Few weeks ago I tried to get creative integrals for function compositions of the Lambert $W$ function with elementary functions $W(f(x))$, by using the known as Frullani's theorem, also exploiting formulas that I know from the Wikipedia Lambert $W$ function. In addition I've combined identities (which are natural in the theory of this function), changes of variables, and as a last strategy summation over integers to get the examples below, where $W(x)$ is the principal branch of the Lambert $W$. In this Wikipedia are added the literature justifying the identities that I've used, see please also the corresponding article from the encyclopedia Wolfram MathWorld.
The Wikipedia's page for Frullani integral is this Frullani integral, I know several articles from the literature with generalizations of Frullani's theorem.
Example 1. Denoting $W(1)=\Omega$ the omega constant, one has the definite integral $$\int_0^\infty \left(W(\Omega x)-W\left(\frac{\Omega x^{\Omega}}{W(x)^{\Omega -1}}\right)\right)\frac{dx}{x^2}=\Omega^2.$$
Example 2. Denoting the Möbius function as $\mu(n)$, and $W(1)=\Omega$, then for $\Re s>1$ $$\sum_{n=2}^\infty\frac{\mu(n)}{n^s}\int_0^\infty\frac{W(e^{-x})-W(e^{-nx})}{x}dx=-\Omega\,\frac{\zeta'(s)}{(\zeta(s))^2}$$ where $\zeta(s)$ is the Riemann zeta function (I've created similar expressions than this invoking the dominated convergence theorem).

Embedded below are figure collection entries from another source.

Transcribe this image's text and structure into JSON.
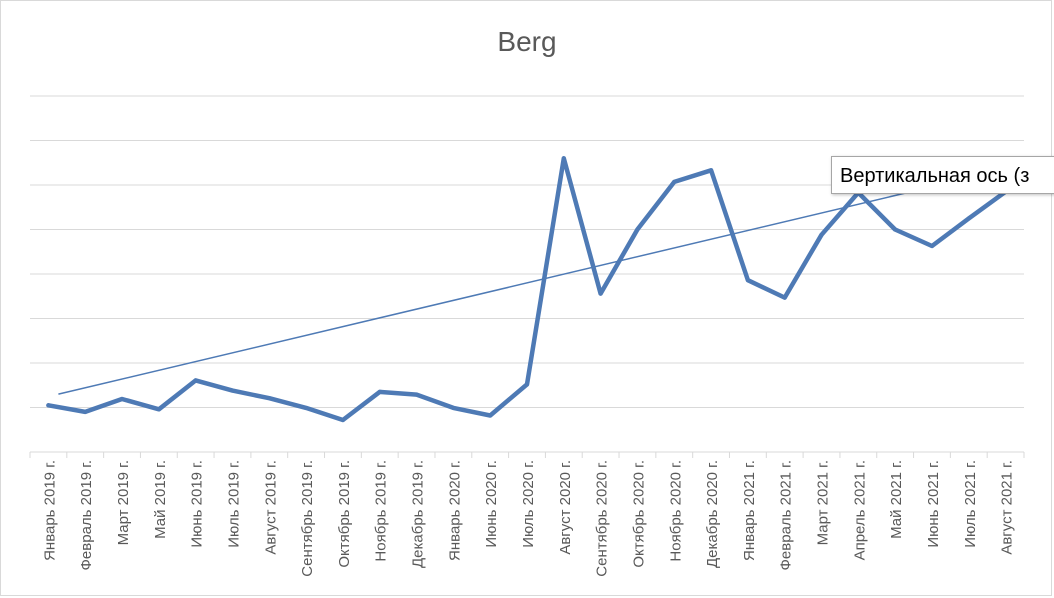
{
  "chart_data": {
    "type": "line",
    "title": "Berg",
    "xlabel": "",
    "ylabel": "",
    "categories": [
      "Январь 2019 г.",
      "Февраль 2019 г.",
      "Март 2019 г.",
      "Май 2019 г.",
      "Июнь 2019 г.",
      "Июль 2019 г.",
      "Август 2019 г.",
      "Сентябрь 2019 г.",
      "Октябрь 2019 г.",
      "Ноябрь 2019 г.",
      "Декабрь 2019 г.",
      "Январь 2020 г.",
      "Июнь 2020 г.",
      "Июль 2020 г.",
      "Август 2020 г.",
      "Сентябрь 2020 г.",
      "Октябрь 2020 г.",
      "Ноябрь 2020 г.",
      "Декабрь 2020 г.",
      "Январь 2021 г.",
      "Февраль 2021 г.",
      "Март 2021 г.",
      "Апрель 2021 г.",
      "Май 2021 г.",
      "Июнь 2021 г.",
      "Июль 2021 г.",
      "Август 2021 г."
    ],
    "series": [
      {
        "values": [
          0.25,
          0.1,
          0.39,
          0.16,
          0.81,
          0.58,
          0.41,
          0.19,
          -0.08,
          0.55,
          0.49,
          0.19,
          0.02,
          0.72,
          5.8,
          2.76,
          4.2,
          5.27,
          5.53,
          3.06,
          2.67,
          4.08,
          5.03,
          4.2,
          3.83,
          4.45,
          5.05
        ],
        "color": "#4e7ab5"
      }
    ],
    "trendline": {
      "type": "linear",
      "start": 0.5,
      "end": 5.5,
      "color": "#4e7ab5"
    },
    "ylim": [
      -0.8,
      7.2
    ],
    "y_gridlines": [
      -0.8,
      0.2,
      1.2,
      2.2,
      3.2,
      4.2,
      5.2,
      6.2,
      7.2
    ],
    "y_tick_labels_visible": false,
    "grid": true,
    "legend": "none"
  },
  "tooltip": {
    "text": "Вертикальная ось (з"
  }
}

Example 3. Other example that I found nice, if I'm right, is $$\int_0^\infty\left(\int_0^\infty\frac{W(e^{-x})-W(e^{-xF(z)})}{x}dx\right)dz=\Omega,$$ where $W(1)=\Omega$ and $F(z)$ denotes the cumulative distribution function of the standard Gumbel distribution.
Question. I would like to know what can be other examples of nice integrals (or identities build on those) arising from the evaluation of certain integrals that involve, in particular, a branch of the Lambert $W$ function, and that arise when we invoke the Frullani integral (again to emphasize for functions, in the integrand, related to the Lambert $W$ function*). Many thanks
*The only requirement is invoke Frullani for a function related to the Lambert $W$ function.
After there is some answer(s) providing one or several nice examples I should to accept an answer.